All the more reason to appreciate finding this out-of-context patch of the stuff right off Chambers Landing on Central Park Lake.
Tabloid Keeps LA Posted
This party shot provides a good idea of how tough a time Olivia Jade Giannulli is having getting over her role in the “Varsity Blues” college admissions scandal, which led to light prison sentences for her mother, Lori Loughlin, and father, Mossimo Giannulli, over faking her background in a scam to gain entry to USC.
It’s notable that the New York Post was the publication to get this photo from a recent party in LA.
Also notable that the party was hosted by billionaire Nicolas Berggruen, whose Downtown LA-based Berggruen Institute tells us via its website that “…Capitalism has conquered the world, creating a dynamic system for enabling capital, ideas and people to work together, thus generating unprecedented global wealth,” and goes on to note that the “current formula of capitalism has however been less successful in solving distributional issues.”
Was that party a research project?
Esparza’s Art: High Road to High Line
Rafa Esparza is an LA artist, but he’s getting a nice reception on Manhattan’s High Line—an abandoned elevated railroad track that was reclaimed as a 1.5-mile linear park some years ago.
Esparza’s KT Hyperspace is one of a collection of works selected from around the world for display on the High Line as part of its Plinth project.

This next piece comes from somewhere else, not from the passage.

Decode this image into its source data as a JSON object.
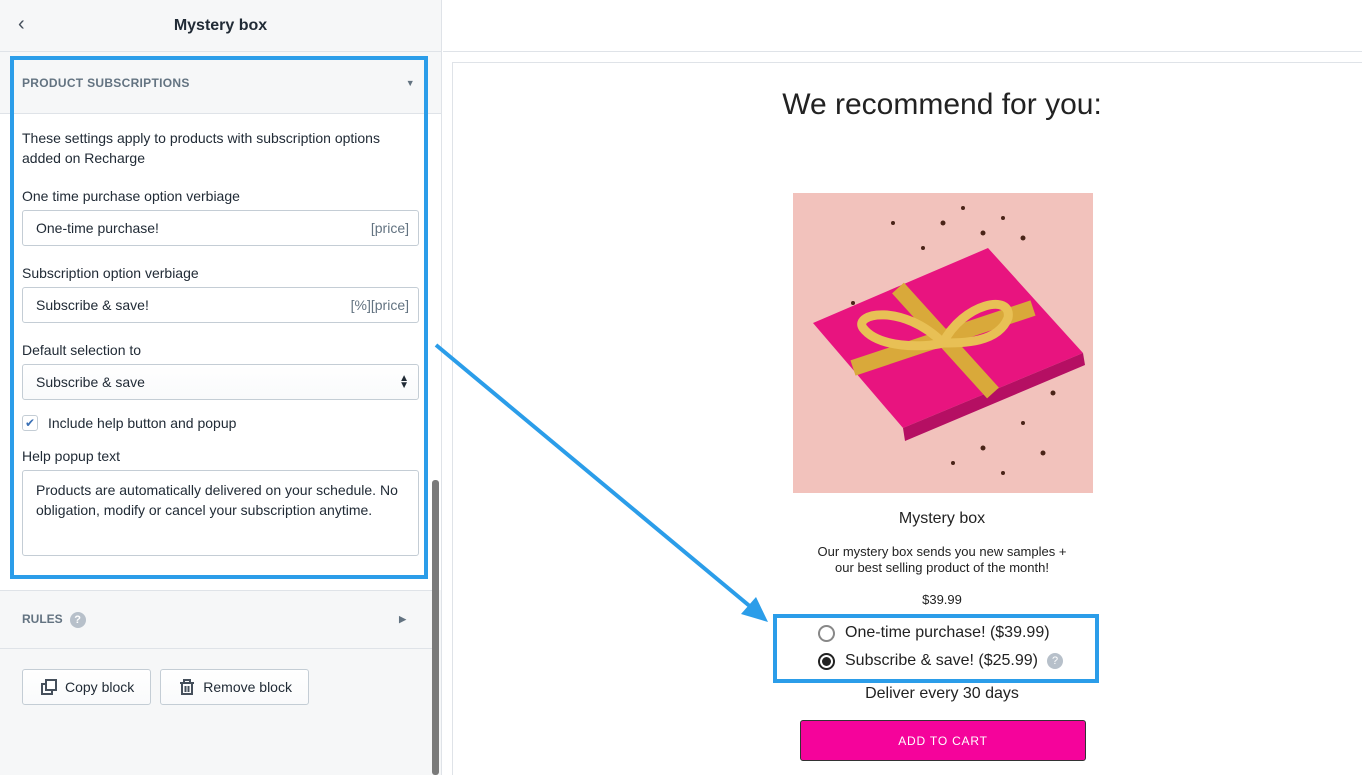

The work is an interpretation of a monument of the Mesoamerican Olmec civilization, and is made of an adobe recipe that’s been in the artist’s family for years. The soil that goes into the mixture is said to be from the KT Boundary, a divider that separates the geological records of the Cretaceous and Paleogene periods—pegged by scientists as about the time dinosaurs became extinct.
The Plinth is dedicated to a rotating series of monumental works of art on the Spur section of the High Line.
Esparza should get as good a spot for a showcase in his hometown—perhaps the Berggruen Institute could figure something out if the fog has cleared from that party.